City in Semnan province, Iran

Meyami (ميامي) (Note: Also romanized as Meyāmey, Meyāmī, and Miami; also known as Maiāmai and Mayāmey) is a city in the Central District of Meyami County, Semnan province, Iran, serving as capital of both the county and the district. It was the administrative center for Meyami Rural District until its capital was transferred to the village of Ebrahimabad-e Olya.

==Demographics==
===Population===
At the time of the 2006 National Census, the city's population was 4,057 in 1,116 households, when it was capital of the former Meyami District in Shahrud County. The following census in 2011 counted 4,562 people in 1,340 households. The 2016 census measured the population of the city as 4,566 people in 1,431 households, by which time the district had been separated from the county in the establishment of Meyami County.
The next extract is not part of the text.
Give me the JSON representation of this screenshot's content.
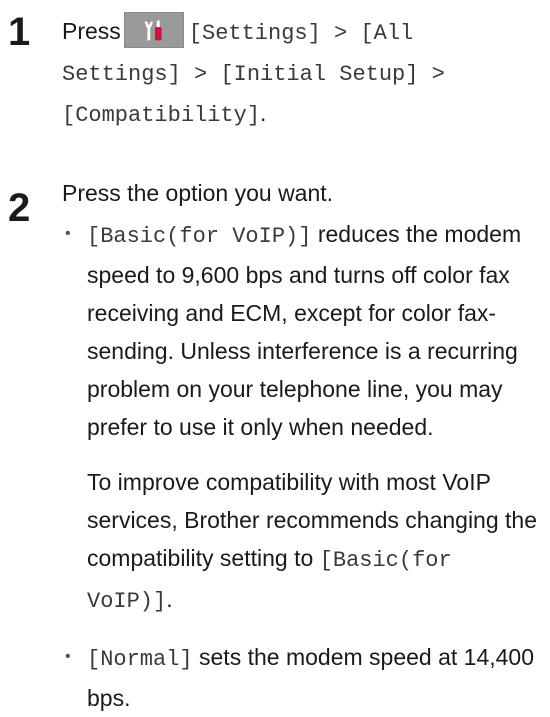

The city was transferred to the new Central District as the county's capital.

==Landmarks==

Meyami Caravanserai is located in the center of city and is one of the beautiful caravanserais of the Safavid era that is almost intact. This building is in the form of a central courtyard, with a base of 5,250 square meters and is of the type of four porches made of bricks. The entrance is in the shape of a porch and has two floors, is located on the north side of the caravanserai. Carved stone inscriptions have been installed in the entrance door, the date of construction and its founder are written on it, and it is unique in this respect.

Meyami Caravanserai was listed as a national monument of Iran in 1986 and is currently the location of the Anthropological Museum of Meyami.